Using AI to Reduce Time-to-Market

Syngenta help improve global food security by enabling millions of farmers to make better use of biotechnologies.

Challenge

Today, the average farmer feeds about 6 times the number of people they did in 1960. And by 2050, they’ll feed more than two-thirds as many again! These amazing efficiencies are only possible with the high yields that technology-driven breeding can offer. Syngenta is a leading agriculture company helping to improve global food security by enabling farmers to make better use seed genomics. Developing a new, high-yielding seed variety is highly technical and time-consuming. A single variety can take about 9 years and lots of testing resources. For this reason, Syngenta wanted to develop methods for quickly selecting high-yielding soybean varieties.

Strategy and Solution

I worked with another research scientist to deliver a solution to Syngenta. The approach was to organize the data that Syngenta collected, supplement it with additional remote sensing data, and build a high-accuracy ML model.

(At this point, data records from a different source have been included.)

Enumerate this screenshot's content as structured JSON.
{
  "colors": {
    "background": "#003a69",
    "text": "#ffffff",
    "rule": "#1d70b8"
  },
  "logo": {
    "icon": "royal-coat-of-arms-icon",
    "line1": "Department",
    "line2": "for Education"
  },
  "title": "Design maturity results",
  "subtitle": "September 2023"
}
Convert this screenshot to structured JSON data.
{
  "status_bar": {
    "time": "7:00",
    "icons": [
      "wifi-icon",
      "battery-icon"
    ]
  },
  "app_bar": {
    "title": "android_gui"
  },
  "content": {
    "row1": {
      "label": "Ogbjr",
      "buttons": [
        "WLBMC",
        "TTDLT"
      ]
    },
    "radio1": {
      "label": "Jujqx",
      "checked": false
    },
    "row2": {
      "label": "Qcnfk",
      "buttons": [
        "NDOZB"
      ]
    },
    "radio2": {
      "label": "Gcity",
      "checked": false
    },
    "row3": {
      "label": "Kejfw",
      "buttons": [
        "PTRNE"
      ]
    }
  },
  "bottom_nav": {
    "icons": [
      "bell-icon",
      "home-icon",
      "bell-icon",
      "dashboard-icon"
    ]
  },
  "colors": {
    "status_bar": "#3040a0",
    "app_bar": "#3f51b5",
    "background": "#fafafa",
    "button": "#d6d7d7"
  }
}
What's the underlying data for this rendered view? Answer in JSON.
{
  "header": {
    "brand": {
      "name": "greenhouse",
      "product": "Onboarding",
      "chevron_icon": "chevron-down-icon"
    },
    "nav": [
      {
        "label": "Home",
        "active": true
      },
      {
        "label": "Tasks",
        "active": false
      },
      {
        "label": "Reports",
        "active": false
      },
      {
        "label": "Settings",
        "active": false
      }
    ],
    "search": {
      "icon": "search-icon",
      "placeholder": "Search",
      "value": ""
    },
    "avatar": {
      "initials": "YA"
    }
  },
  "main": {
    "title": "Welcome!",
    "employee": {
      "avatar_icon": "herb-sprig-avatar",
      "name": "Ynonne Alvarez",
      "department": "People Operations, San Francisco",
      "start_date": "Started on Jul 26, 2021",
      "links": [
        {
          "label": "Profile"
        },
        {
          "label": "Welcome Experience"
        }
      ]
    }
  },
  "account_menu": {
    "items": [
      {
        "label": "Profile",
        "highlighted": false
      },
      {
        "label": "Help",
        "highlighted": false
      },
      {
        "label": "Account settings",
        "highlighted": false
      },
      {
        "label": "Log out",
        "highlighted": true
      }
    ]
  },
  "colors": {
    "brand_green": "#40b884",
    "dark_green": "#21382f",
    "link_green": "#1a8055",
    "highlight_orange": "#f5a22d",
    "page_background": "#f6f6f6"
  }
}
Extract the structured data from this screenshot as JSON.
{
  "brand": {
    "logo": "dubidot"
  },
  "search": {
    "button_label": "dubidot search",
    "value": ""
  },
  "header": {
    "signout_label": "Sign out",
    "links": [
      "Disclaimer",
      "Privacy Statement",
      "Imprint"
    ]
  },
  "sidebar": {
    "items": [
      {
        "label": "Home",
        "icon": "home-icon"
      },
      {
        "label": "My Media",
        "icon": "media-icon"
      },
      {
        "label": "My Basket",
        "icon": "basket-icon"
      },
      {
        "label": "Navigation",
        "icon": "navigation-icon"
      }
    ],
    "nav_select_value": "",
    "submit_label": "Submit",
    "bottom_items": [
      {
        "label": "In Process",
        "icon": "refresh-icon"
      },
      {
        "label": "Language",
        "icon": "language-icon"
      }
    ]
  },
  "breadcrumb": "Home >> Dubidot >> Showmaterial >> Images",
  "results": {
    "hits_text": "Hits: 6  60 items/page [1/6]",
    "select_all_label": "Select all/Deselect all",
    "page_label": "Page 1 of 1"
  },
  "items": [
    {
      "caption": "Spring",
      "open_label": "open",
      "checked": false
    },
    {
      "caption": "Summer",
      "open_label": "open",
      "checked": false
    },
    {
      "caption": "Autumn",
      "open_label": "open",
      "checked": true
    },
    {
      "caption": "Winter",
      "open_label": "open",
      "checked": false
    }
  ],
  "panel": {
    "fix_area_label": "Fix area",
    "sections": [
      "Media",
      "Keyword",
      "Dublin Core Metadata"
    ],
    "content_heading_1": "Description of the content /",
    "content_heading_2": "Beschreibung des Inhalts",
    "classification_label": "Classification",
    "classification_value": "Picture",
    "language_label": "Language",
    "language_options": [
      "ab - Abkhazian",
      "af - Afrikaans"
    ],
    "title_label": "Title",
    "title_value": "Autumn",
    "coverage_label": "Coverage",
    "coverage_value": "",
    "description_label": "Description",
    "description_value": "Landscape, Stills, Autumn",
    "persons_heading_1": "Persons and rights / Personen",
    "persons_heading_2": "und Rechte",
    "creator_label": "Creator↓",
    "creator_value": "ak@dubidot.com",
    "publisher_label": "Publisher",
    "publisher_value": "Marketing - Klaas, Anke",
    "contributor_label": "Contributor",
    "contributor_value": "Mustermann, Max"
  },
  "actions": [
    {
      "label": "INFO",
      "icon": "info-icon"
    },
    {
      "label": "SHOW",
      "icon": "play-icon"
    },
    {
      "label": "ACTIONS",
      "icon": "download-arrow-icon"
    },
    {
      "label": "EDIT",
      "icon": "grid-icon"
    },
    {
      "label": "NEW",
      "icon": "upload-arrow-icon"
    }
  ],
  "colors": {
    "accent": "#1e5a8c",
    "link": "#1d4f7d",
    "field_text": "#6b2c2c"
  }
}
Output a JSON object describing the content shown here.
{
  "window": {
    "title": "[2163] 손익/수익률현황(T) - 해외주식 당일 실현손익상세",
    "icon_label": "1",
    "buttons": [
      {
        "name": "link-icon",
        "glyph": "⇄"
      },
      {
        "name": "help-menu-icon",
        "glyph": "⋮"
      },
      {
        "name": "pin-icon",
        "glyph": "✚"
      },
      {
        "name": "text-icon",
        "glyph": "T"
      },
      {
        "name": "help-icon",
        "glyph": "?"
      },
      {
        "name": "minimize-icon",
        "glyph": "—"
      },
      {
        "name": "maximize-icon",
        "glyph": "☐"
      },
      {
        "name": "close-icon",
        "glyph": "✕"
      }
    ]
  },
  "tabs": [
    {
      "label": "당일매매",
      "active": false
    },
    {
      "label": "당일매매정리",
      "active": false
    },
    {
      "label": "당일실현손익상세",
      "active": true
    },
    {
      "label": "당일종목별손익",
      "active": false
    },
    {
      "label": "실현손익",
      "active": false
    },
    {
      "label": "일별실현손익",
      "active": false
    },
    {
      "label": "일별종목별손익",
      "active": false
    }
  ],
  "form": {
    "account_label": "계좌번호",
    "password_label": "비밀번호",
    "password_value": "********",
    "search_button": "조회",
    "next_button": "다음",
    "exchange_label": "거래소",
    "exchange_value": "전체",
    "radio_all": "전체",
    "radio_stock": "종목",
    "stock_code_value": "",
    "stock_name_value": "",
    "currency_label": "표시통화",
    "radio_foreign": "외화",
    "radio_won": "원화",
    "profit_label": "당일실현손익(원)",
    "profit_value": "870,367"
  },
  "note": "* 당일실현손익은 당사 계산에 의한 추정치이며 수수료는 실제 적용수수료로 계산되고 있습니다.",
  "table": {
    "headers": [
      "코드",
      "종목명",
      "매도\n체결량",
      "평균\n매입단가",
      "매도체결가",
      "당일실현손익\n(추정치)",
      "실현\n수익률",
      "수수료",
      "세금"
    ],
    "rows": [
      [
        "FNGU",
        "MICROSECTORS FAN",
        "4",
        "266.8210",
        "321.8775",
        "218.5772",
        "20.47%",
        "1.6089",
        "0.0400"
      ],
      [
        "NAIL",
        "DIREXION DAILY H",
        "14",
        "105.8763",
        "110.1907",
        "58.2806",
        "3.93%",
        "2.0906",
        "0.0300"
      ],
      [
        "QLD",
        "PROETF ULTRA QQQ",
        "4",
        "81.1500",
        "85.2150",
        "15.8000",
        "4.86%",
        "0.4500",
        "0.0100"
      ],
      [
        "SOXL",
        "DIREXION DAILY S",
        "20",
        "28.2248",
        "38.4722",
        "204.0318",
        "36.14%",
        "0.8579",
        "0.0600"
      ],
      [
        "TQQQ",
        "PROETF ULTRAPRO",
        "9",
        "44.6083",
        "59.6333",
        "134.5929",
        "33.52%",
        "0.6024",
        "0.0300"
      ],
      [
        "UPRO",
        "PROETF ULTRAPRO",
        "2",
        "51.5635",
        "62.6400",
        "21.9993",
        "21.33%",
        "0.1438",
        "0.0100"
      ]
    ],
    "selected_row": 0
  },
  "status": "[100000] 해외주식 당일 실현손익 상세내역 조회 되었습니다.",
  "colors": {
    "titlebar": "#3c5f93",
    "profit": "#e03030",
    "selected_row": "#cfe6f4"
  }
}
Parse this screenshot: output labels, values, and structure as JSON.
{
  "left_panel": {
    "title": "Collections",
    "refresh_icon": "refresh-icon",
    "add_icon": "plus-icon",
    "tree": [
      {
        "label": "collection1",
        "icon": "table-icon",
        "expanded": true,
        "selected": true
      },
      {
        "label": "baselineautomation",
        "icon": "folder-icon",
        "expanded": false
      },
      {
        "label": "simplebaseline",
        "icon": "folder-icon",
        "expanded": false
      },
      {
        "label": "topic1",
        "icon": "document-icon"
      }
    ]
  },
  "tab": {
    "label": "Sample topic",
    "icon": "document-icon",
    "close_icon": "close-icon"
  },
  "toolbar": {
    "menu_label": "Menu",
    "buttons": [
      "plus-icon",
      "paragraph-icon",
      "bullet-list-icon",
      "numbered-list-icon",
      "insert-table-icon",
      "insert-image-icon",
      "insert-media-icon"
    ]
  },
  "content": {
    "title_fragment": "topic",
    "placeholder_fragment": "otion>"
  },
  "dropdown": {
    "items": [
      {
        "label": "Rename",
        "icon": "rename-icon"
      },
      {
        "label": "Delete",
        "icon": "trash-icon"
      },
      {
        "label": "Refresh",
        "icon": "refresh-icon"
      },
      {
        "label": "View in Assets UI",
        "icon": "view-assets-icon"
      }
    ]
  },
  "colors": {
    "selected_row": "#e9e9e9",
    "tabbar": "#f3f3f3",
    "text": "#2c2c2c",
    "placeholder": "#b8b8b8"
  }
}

Digging Deep into the Data

The first challenge of this project was bringing together a large amount of data in a usable way. I cleaned and organized the data that Syngenta was collected from sources as diverse as weather reports, soil characteristics, solar radiation, genetic single nucleotide polymorphisms (SNPs), and yield from over 50 test farms. Then, I merged it with remote sensing data collected from the NASA Moderate Resolution Imaging Spectroradiometer (MODIS) database. Vegetation indices derived from this database have been shown to be good estimators of crop yield and biomass.

syngenta-graph

Building a ML Model that Reduces Development Time

I used ML methods to identify soybean varieties that were consistently high-yielding under a range of environmental, geographical, and soil conditions. The ensemble model that was built was able to predict high-yielding varieties with 99 % accuracy. Most importantly, I used the model to identify 15 soybean varieties that were expected to perform well once commercialized. Using this method allows Syngenta to increase the yields of their commercial soybean varieties by ~5 % and shorten the time it takes to develop new varieties.

Transformation

Syngenta can help farmers grow their profitability by providing them with consistently high-yielding soybean varieties. Moreover, this method for seed selection drastically cuts down on Syngenta’s time-to-market. As part of Syngenta’s Good Growth Plan, they have committed to increasing the average productivity of the world’s major crops to 20% without using more land, water, or input, and data-driven processes like this are helping them reach this goal.